A cyclical convergence between the US and other major economies in 2020 should spur up a monetary policy convergence according to Credit Agricole CIB’s economists. We expect the Fed to cut rates again in Q220. At the same time, the ECB and the BoJ may not be that far off from the bottom of their respective easing cycles. We further believe that unstable global risk sentiment next year, against the backdrop of weak global growth outlook and persistent geopolitical risks, could add to the pressure on the Fed to ease further as well.
2020 FX outlook – G10
The USD remains the currency with the greatest rate and yield advantage in G10, and this makes us constructive in the near-term especially if more progress towards a US-China trade deal boosts demand for USD carry trades. That said, the cyclical and policy convergence between the US and the rest of the G10 could intensify, as the US economy slows down further in H120 and political risks intensify ahead of the US presidential election. Another Fed rate cut and a balance sheet extension could add to the downside risks for the overvalued and overbought USD in the next six to nine months as investors unwind USD carry trades. Our expectation of lacklustre USD performance is further consistent with the FX price action in the wake of the previous “mid-cycle rate adjustment” that the Fed delivered in Q498 and that was followed by an extended pause in rates for most of 1999.
We forecast a modest EUR recovery in the next six to nine months. The view reflects the fact that the currency remains very oversold and undervalued – all factors that could help it recover as EUR-funded carry trades are unwound in the face of stabilising Eurozone and deteriorating US outlook. The risk of “Japanification” of the Eurozone should contain any EUR gains over the long-term, however, by keeping the domestic investors invested abroad for longer.

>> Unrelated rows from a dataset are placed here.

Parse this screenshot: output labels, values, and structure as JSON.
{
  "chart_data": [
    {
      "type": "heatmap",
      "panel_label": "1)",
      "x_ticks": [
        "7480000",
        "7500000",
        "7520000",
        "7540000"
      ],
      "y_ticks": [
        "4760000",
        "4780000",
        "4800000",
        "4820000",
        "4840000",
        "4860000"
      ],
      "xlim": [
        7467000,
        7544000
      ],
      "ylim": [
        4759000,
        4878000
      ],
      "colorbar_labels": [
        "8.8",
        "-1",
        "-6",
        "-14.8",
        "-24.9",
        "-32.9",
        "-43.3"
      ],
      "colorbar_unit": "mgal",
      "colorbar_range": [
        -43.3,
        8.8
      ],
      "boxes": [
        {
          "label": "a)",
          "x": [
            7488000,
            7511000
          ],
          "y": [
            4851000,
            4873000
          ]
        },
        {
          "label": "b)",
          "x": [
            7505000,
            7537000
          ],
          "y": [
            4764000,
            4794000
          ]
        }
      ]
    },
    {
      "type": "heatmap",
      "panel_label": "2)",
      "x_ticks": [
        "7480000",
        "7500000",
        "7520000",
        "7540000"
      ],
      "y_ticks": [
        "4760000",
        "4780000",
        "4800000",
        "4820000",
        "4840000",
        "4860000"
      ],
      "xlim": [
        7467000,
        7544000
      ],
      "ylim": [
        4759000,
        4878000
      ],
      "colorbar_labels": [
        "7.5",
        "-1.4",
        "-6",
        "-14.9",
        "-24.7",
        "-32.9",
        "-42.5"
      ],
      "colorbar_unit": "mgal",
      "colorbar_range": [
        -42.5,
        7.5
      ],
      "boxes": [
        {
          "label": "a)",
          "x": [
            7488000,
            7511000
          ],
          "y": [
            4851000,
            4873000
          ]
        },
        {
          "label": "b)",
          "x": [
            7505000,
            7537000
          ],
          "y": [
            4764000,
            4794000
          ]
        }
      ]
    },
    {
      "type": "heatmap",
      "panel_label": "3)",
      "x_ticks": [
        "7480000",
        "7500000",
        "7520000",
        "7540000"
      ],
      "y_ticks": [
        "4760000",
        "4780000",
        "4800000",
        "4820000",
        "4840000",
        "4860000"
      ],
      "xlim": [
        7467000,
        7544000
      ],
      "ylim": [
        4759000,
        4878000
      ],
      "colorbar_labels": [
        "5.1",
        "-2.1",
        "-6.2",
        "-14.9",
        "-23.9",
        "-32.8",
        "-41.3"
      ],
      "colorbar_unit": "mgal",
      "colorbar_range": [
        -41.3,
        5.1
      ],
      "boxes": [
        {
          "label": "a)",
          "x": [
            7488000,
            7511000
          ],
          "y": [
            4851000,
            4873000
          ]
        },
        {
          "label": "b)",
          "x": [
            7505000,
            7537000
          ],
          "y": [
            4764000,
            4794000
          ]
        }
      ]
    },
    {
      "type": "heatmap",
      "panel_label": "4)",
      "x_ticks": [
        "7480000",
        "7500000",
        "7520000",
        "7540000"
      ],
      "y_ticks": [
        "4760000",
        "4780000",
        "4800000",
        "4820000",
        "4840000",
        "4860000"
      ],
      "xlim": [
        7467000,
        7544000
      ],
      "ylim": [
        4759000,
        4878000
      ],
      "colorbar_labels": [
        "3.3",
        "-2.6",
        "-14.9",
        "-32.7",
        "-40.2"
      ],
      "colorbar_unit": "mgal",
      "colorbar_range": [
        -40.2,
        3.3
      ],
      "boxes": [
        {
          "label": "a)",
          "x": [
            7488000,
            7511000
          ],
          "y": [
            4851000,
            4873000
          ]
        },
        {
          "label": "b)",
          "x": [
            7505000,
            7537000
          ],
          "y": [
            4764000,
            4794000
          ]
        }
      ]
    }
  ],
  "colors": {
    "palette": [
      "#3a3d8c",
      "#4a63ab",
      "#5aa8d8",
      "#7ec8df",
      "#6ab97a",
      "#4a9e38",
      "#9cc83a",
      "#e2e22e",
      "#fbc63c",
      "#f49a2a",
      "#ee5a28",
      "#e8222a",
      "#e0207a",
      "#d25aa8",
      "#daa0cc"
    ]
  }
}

The JPY has relinquished some of its recent gains as 2019 draws to a close, as risk sentiment improved on the back of hopes that the US and China are moving close to a trade deal. This has little impact on our constructive longer-term outlook for the currency, however. Indeed, market concerns that the Bank of Japan is at the rock bottom of its easing cycle as well as significant JPY undervaluation and market shorts (JPY-funded carry trades) seem to all point to renewed JPY gains in the next six to nine months.

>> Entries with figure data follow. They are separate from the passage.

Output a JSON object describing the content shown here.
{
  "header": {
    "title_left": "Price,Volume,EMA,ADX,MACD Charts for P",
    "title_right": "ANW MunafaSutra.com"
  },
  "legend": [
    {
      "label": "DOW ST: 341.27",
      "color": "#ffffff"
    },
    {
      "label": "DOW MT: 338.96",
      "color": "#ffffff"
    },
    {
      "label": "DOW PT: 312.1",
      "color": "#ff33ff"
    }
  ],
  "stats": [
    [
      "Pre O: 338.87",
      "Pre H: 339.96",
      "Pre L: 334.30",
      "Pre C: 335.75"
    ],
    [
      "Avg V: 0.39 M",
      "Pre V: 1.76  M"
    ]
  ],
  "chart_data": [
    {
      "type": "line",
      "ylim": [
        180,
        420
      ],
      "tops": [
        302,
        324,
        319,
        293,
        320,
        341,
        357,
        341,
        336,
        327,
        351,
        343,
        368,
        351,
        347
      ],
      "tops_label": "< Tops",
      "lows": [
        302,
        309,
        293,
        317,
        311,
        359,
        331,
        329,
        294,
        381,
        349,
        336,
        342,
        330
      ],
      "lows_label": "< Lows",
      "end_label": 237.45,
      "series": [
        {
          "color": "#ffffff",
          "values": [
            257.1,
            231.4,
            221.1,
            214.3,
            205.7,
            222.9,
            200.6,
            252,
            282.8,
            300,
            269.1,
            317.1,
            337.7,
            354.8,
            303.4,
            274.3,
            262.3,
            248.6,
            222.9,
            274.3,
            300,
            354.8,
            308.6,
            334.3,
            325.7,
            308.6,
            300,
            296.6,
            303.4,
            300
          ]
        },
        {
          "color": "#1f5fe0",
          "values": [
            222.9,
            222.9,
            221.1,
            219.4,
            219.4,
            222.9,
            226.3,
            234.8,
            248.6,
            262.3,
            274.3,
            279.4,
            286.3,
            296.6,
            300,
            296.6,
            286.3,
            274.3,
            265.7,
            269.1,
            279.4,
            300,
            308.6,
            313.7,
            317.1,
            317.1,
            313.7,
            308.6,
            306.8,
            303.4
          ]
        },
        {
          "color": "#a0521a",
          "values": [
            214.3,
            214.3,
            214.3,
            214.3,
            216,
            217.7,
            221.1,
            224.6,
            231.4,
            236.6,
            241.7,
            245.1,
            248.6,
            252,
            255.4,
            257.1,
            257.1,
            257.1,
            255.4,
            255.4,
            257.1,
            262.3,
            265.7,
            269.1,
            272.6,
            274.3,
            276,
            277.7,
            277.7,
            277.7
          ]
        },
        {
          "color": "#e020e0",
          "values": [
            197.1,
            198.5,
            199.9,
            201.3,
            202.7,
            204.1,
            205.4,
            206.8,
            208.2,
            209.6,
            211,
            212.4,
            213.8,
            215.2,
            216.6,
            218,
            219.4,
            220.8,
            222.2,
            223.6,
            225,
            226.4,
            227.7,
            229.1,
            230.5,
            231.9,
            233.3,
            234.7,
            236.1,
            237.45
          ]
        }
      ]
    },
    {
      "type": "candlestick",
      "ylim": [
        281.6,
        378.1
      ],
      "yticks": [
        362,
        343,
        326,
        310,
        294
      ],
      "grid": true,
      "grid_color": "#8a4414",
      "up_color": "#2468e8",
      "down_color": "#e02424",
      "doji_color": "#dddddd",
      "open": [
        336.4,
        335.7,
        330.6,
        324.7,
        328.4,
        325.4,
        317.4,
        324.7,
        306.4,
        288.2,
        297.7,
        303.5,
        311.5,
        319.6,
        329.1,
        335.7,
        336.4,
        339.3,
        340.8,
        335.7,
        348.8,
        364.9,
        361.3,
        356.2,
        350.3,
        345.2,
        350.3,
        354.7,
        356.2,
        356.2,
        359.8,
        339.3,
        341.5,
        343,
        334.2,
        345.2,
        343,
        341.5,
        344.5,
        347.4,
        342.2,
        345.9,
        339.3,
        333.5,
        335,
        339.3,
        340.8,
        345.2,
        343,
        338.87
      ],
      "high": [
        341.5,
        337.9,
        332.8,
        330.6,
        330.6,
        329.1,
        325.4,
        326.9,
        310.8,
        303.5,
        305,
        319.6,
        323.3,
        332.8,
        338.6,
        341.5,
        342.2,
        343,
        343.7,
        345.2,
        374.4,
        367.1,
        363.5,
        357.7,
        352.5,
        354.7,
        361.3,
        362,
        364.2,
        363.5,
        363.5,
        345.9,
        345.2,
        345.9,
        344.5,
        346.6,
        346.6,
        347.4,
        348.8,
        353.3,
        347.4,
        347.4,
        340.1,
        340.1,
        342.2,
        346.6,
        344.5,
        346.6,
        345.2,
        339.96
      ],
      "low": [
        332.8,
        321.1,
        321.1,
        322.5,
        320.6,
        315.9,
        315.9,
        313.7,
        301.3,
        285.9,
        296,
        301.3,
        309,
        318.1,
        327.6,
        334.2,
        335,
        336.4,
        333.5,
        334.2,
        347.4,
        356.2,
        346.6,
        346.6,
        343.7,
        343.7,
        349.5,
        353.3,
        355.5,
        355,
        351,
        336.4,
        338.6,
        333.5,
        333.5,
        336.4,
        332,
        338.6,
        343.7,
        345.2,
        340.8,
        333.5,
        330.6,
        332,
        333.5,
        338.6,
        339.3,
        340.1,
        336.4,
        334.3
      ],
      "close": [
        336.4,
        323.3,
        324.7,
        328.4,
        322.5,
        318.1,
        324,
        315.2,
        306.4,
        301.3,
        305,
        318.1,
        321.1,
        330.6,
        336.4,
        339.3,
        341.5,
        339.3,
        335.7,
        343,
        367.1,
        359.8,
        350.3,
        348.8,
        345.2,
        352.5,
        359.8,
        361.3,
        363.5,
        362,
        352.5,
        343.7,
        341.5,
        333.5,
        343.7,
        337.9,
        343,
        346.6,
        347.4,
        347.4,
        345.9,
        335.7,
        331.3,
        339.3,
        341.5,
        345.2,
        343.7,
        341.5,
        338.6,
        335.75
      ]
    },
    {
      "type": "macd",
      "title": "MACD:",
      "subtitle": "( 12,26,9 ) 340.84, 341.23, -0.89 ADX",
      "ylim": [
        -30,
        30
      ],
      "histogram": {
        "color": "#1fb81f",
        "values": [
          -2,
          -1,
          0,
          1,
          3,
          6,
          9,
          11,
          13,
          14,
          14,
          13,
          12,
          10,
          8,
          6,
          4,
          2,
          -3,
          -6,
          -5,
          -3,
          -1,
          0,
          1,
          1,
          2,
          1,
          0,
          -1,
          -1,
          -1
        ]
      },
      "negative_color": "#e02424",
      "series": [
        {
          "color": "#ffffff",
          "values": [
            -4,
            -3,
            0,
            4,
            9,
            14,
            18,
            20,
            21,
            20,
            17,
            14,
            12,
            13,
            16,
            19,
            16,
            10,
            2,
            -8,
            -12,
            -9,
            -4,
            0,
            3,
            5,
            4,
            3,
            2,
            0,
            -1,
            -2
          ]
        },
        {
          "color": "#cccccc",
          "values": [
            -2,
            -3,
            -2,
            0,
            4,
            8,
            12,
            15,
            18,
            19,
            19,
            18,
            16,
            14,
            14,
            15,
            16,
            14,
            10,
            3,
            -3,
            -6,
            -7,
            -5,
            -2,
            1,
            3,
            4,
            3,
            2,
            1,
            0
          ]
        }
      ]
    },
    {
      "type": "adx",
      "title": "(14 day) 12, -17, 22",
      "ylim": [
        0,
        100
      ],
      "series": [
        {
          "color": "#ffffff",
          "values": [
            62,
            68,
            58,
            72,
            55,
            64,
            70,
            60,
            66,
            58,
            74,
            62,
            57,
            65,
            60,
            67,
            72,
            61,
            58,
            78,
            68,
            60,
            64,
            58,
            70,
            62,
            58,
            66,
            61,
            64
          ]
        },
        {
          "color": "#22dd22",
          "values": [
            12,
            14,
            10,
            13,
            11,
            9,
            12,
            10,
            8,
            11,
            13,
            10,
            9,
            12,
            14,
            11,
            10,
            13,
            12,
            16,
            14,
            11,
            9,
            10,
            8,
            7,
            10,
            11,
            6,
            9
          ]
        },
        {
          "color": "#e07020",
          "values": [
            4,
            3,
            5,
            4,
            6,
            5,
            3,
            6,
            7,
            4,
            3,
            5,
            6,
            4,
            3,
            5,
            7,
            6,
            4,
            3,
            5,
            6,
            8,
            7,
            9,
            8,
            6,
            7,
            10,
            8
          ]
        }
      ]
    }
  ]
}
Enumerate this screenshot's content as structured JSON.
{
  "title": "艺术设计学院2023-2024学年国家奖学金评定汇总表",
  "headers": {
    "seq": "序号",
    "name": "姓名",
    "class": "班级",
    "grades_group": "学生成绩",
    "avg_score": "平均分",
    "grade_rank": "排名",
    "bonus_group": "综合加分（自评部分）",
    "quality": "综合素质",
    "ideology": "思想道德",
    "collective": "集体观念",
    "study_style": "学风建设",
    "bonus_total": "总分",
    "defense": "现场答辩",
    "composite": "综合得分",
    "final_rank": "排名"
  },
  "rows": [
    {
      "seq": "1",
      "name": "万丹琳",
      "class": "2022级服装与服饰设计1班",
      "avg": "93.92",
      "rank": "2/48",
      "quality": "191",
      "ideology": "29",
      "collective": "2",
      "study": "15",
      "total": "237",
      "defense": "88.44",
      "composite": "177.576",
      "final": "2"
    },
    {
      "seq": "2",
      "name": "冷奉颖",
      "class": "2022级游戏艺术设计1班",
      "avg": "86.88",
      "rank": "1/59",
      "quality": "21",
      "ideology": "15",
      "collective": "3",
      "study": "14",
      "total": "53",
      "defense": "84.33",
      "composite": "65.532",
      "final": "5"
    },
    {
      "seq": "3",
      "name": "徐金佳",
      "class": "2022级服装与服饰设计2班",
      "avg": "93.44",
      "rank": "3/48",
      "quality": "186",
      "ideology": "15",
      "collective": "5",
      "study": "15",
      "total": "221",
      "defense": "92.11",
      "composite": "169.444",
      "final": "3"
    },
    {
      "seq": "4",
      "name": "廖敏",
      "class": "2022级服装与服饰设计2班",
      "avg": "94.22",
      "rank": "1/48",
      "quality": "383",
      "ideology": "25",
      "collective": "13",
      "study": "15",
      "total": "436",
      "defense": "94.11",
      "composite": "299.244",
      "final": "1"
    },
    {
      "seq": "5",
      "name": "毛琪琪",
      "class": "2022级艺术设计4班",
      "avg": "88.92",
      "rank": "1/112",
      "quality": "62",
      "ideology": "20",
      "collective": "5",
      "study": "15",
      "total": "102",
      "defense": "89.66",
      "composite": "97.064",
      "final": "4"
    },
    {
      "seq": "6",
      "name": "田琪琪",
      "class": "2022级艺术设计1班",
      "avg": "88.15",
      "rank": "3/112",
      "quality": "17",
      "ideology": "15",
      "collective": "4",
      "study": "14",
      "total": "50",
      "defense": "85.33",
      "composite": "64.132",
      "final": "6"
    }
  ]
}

Our economists expect no-deal Brexit risks to abate after the 12 December general election. This should help support the GBP and make it the best-performing G10 currency in 2020. The CHF remains very overvalued while the Swiss National Bank’s dovish stance looks to be here to stay, painting a bearish picture for the CHF in 2020. The SEK and NOK should recover gradually in 2020, as the Riksbank normalises rates and the Norges Bank remains among the few G10 central banks with a neutral policy stance.

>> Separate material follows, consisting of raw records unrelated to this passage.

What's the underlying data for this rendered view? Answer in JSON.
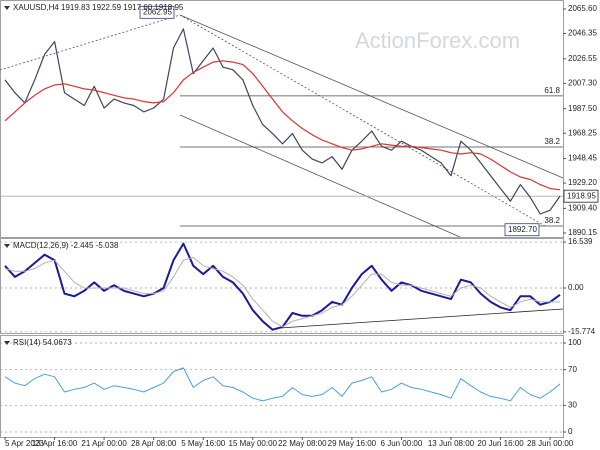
{
  "chart_data": [
    {
      "type": "line",
      "title": "XAUUSD,H4  1919.83 1922.59 1917.60 1918.95",
      "watermark": "ActionForex.com",
      "ylim": [
        1887,
        2072.6
      ],
      "yticks": [
        {
          "value": 2065.6,
          "label": "2065.60"
        },
        2046.35,
        2026.55,
        {
          "value": 2007.3,
          "label": "2007.30"
        },
        {
          "value": 1987.5,
          "label": "1987.50"
        },
        1968.25,
        1948.45,
        {
          "value": 1929.2,
          "label": "1929.20"
        },
        {
          "value": 1909.4,
          "label": "1909.40"
        },
        1890.15
      ],
      "grid": false,
      "last_price": 1918.95,
      "high": 2062.95,
      "low": {
        "value": 1892.7,
        "label": "1892.70"
      },
      "fib_levels": [
        {
          "value": 1997.5,
          "label": "61.8"
        },
        {
          "value": 1957.5,
          "label": "38.2"
        },
        {
          "value": 1895.6,
          "label": "38.2"
        }
      ],
      "series": [
        {
          "name": "XAUUSD",
          "color": "#3b4660",
          "width": 1.2,
          "values": [
            2010,
            2000,
            1992,
            2010,
            2030,
            2040,
            2000,
            1995,
            1990,
            2005,
            1988,
            1995,
            1992,
            1990,
            1985,
            1988,
            1995,
            2035,
            2050,
            2015,
            2025,
            2035,
            2020,
            2018,
            2010,
            1990,
            1975,
            1968,
            1960,
            1968,
            1955,
            1948,
            1945,
            1950,
            1940,
            1955,
            1962,
            1970,
            1958,
            1955,
            1962,
            1958,
            1955,
            1950,
            1945,
            1935,
            1962,
            1955,
            1945,
            1935,
            1925,
            1915,
            1928,
            1918,
            1905,
            1908,
            1919
          ]
        },
        {
          "name": "MA",
          "color": "#e03030",
          "width": 1.2,
          "values": [
            1978,
            1985,
            1992,
            1998,
            2003,
            2006,
            2007,
            2005,
            2003,
            2002,
            2000,
            1998,
            1996,
            1995,
            1993,
            1992,
            1993,
            2000,
            2010,
            2016,
            2020,
            2024,
            2025,
            2024,
            2022,
            2015,
            2005,
            1995,
            1985,
            1978,
            1972,
            1967,
            1963,
            1960,
            1957,
            1955,
            1956,
            1958,
            1960,
            1959,
            1958,
            1958,
            1957,
            1956,
            1955,
            1953,
            1952,
            1953,
            1952,
            1948,
            1943,
            1938,
            1934,
            1932,
            1928,
            1925,
            1924
          ]
        }
      ]
    },
    {
      "type": "line",
      "title": "MACD(12,26,9) -2.445 -5.038",
      "ylim": [
        -16.2,
        18
      ],
      "yticks": [
        16.539,
        {
          "value": 0,
          "label": "0.00"
        },
        -15.774
      ],
      "grid": true,
      "series": [
        {
          "name": "MACD",
          "color": "#1a1a9a",
          "width": 2,
          "values": [
            8,
            4,
            6,
            9,
            12,
            10,
            -2,
            -3,
            -1,
            2,
            -1,
            1,
            -1,
            -2,
            -3,
            -2,
            0,
            10,
            16,
            8,
            5,
            8,
            4,
            2,
            -2,
            -8,
            -12,
            -15,
            -14,
            -9,
            -10,
            -10,
            -8,
            -5,
            -6,
            0,
            5,
            8,
            3,
            -1,
            2,
            1,
            -1,
            -2,
            -3,
            -4,
            3,
            2,
            -2,
            -5,
            -7,
            -8,
            -3,
            -3,
            -6,
            -5,
            -2.445
          ]
        },
        {
          "name": "Signal",
          "color": "#b0b0b0",
          "width": 1,
          "values": [
            7,
            6,
            6,
            7,
            9,
            10,
            6,
            2,
            0,
            0,
            0,
            0,
            0,
            -1,
            -2,
            -2,
            -1,
            4,
            10,
            11,
            8,
            7,
            6,
            4,
            1,
            -4,
            -8,
            -12,
            -14,
            -12,
            -11,
            -10,
            -9,
            -7,
            -6,
            -3,
            1,
            5,
            5,
            2,
            1,
            1,
            0,
            -1,
            -2,
            -3,
            0,
            1,
            0,
            -3,
            -5,
            -7,
            -5,
            -4,
            -5,
            -5,
            -5.038
          ]
        }
      ]
    },
    {
      "type": "line",
      "title": "RSI(14) 54.0673",
      "ylim": [
        -5.6,
        109
      ],
      "yticks": [
        100,
        70,
        30,
        0
      ],
      "grid": true,
      "categories": [
        "5 Apr 2023",
        null,
        null,
        null,
        null,
        "13 Apr 16:00",
        null,
        null,
        null,
        null,
        "21 Apr 00:00",
        null,
        null,
        null,
        null,
        "28 Apr 08:00",
        null,
        null,
        null,
        null,
        "5 May 16:00",
        null,
        null,
        null,
        null,
        "15 May 00:00",
        null,
        null,
        null,
        null,
        "22 May 08:00",
        null,
        null,
        null,
        null,
        "29 May 16:00",
        null,
        null,
        null,
        null,
        "6 Jun 00:00",
        null,
        null,
        null,
        null,
        "13 Jun 08:00",
        null,
        null,
        null,
        null,
        "20 Jun 16:00",
        null,
        null,
        null,
        null,
        "28 Jun 00:00",
        null
      ],
      "series": [
        {
          "name": "RSI",
          "color": "#4aa0e0",
          "width": 1,
          "values": [
            62,
            55,
            52,
            60,
            65,
            62,
            45,
            48,
            50,
            55,
            48,
            52,
            50,
            48,
            45,
            50,
            55,
            68,
            72,
            50,
            58,
            62,
            52,
            50,
            45,
            38,
            35,
            38,
            40,
            50,
            42,
            40,
            42,
            50,
            40,
            55,
            58,
            62,
            45,
            48,
            55,
            50,
            48,
            45,
            42,
            38,
            60,
            52,
            45,
            40,
            38,
            35,
            50,
            42,
            38,
            45,
            54.0673
          ]
        }
      ]
    }
  ]
}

We expect the AUD and NZD to remain vulnerable in 2020 as a dovish RBA and RBNZ add to global headwinds. We expect trade war concerns to resurface in the coming quarters and add to the headwinds for the two currencies. Compared to the other G10 commodity currencies, the CAD should remain relatively more resilient in 2020, supported by BoC policy outlook, oil prices and the ratification of USMCA. We remain bullish gold looking going into 2020 and beyond.